Adaptation des choix éditoriaux et graphiques
Au Japon, les maisons d’éditions jouent d’un système de prépublication pour faire découvrir aux lecteurs les nouveaux auteurs. Chapitre par chapitre, des mangas sont publiés sur du papier recyclé, diffusé à moindre coût. Un avant-goût de la parution complète de l’ouvrage. "Sauf qu’en France, le lectorat n’a pas l’habitude de ce format "jetable". On a donc pris le parti d’imiter le système de prépublication, mais avec une plateforme numérique", présente Mahmoud Larguem de H2T. Leur plateforme compte une vingtaine de séries en prépublication.
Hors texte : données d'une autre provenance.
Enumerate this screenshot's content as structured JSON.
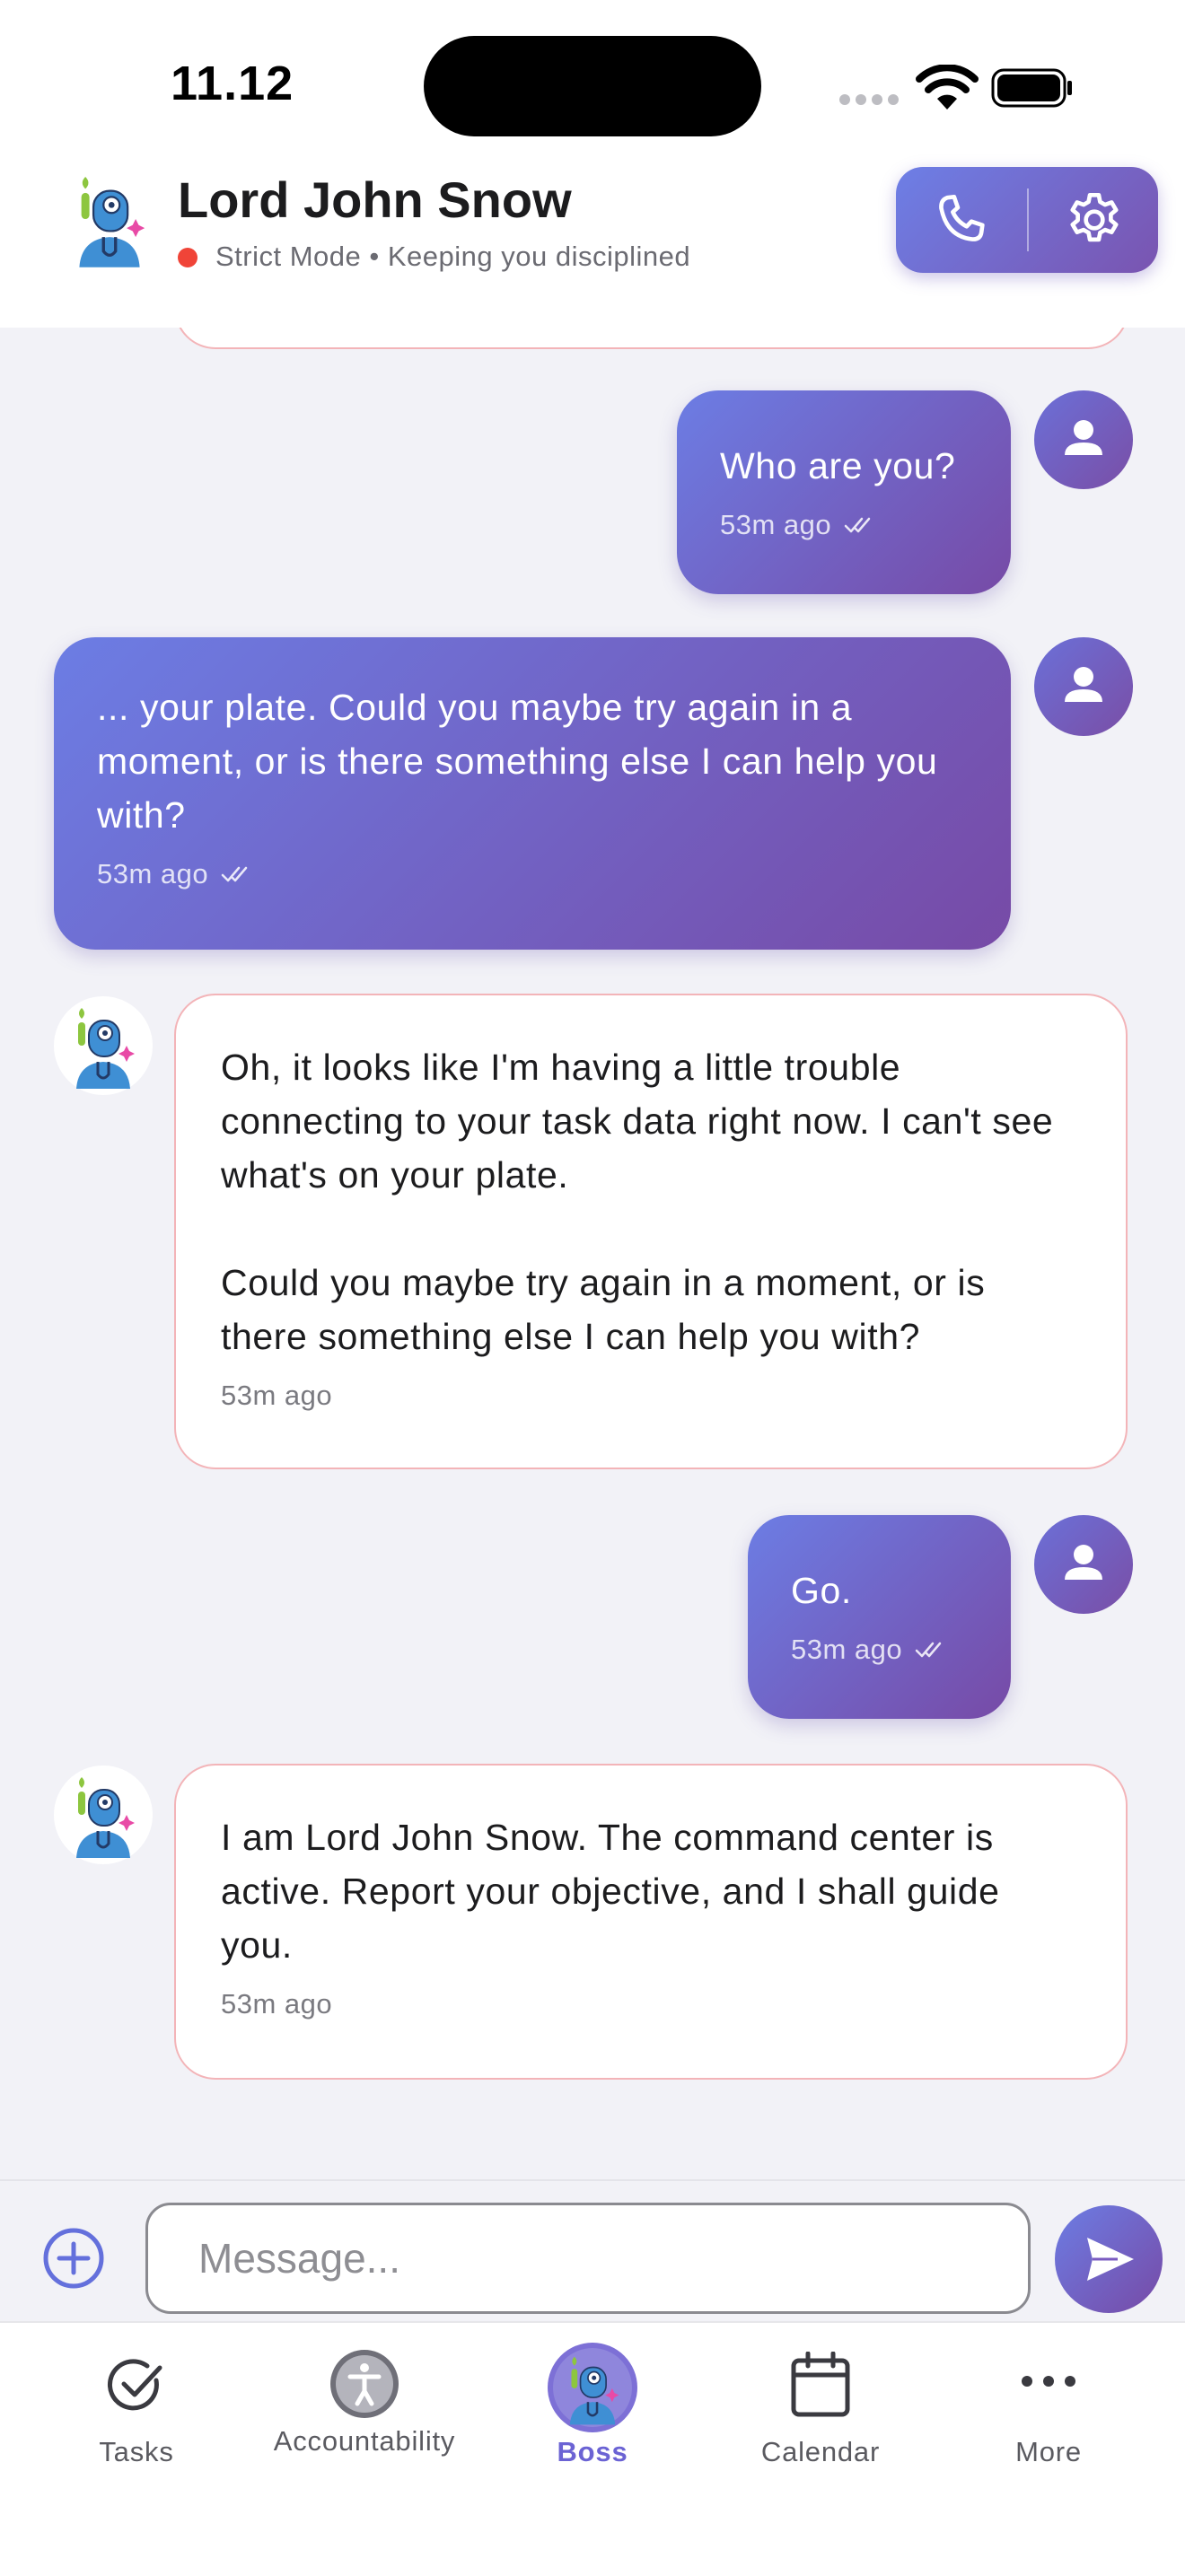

De quoi avoir des "feedbacks de lecteurs" que le mangaka peut prendre en compte pour solidifier la suite de son histoire, et répondre à leurs attentes.
La problématique de l’adaptation éditoriale pour une diffusion mondialisée se pose aussi côté japonais. Takumo Norita, animateur de Pandora Hearts et Broken Blade, en pleine séance de live drawing à la Japan Expo, esquisse un jeune garçon au point levé. "De plus en plus, dans les mangas et l’animation, les personnages se ressemblent, au point qu’il en devient difficile pour les lecteurs de mémoriser des personnalités, de s’y identifier." Le succès de l’export a un coût, graphique et créatif. Norita lève le feutre du tableau devant lequel il est accroupi. "Des éditeurs m’ont déjà demandé de délaisser mes techniques purement japonaises, et de m’imprégner de la mode vestimentaire des pays étrangers pour mes personnages. J’ai dû réfléchir pour changer ma manière de dessiner."